The object of pruning your bushes is to encourage a balanced, open structure and plenty of vigorous growth. This will in turn improve air circulation and reduce the opportunity for diseases such as American gooseberry mildew to gain a foothold.
Formative and maintenance pruning is best carried out in late February, just before plants burst into leaf. This has the advantage of keeping them naturally protected from bullfinches, which devour winter buds – the plants’ spines help to form an impenetrable barrier. A second, summer pruning around June to early July sees all new sideshoots reduced to just five leaves. This allows more light into the bush to help any fruits ripen, and maintains a healthy airflow.

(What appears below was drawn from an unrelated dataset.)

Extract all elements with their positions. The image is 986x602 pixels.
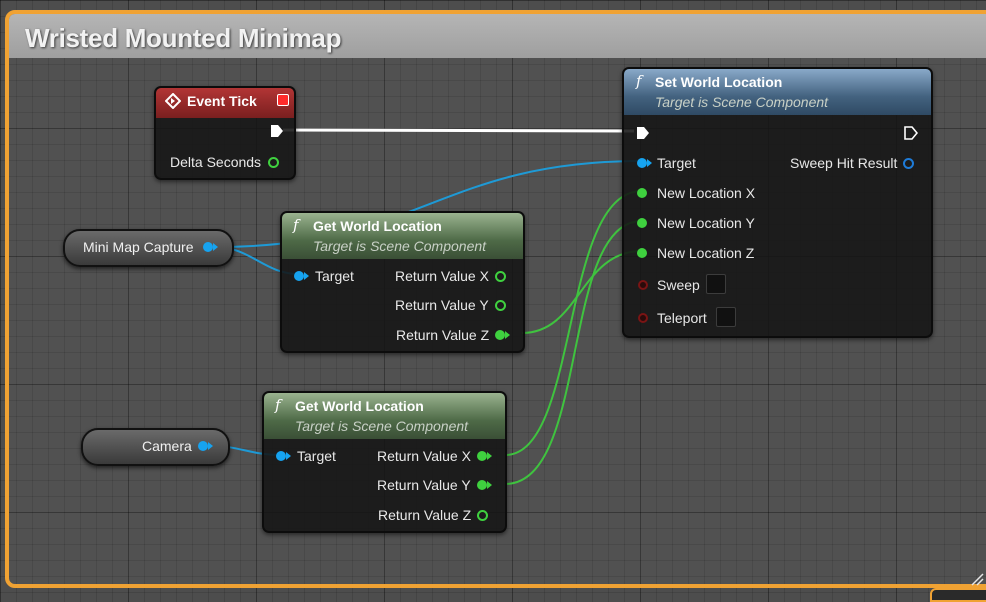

Start pruning by selecting four or five of the strongest shoots on one-year-old bushes and reducing these by a half to three-quarters. Cut out any stems coming from the leg, and surplus growth back to where it is emerging. The nursery may have completed this initial pruning for you. The following February, cut back new growth by a half, aiming to leave eight to ten of the strongest branches in place to create a pleasing goblet shape to the bush. Prune back all other shoots to where they emerge, making cuts just above a bud. In subsequent winters, prune new growth back by half and cut out any excess branches to keep an open, even shape. Snip back laterals to two buds.
Cordons are pruned at the same time by reducing the previous season’s leader shoot growth by a quarter, which will stimulate more fruit-bearing sideshoots. Those from last year should be cut back to just two buds to maintain the columnar shape.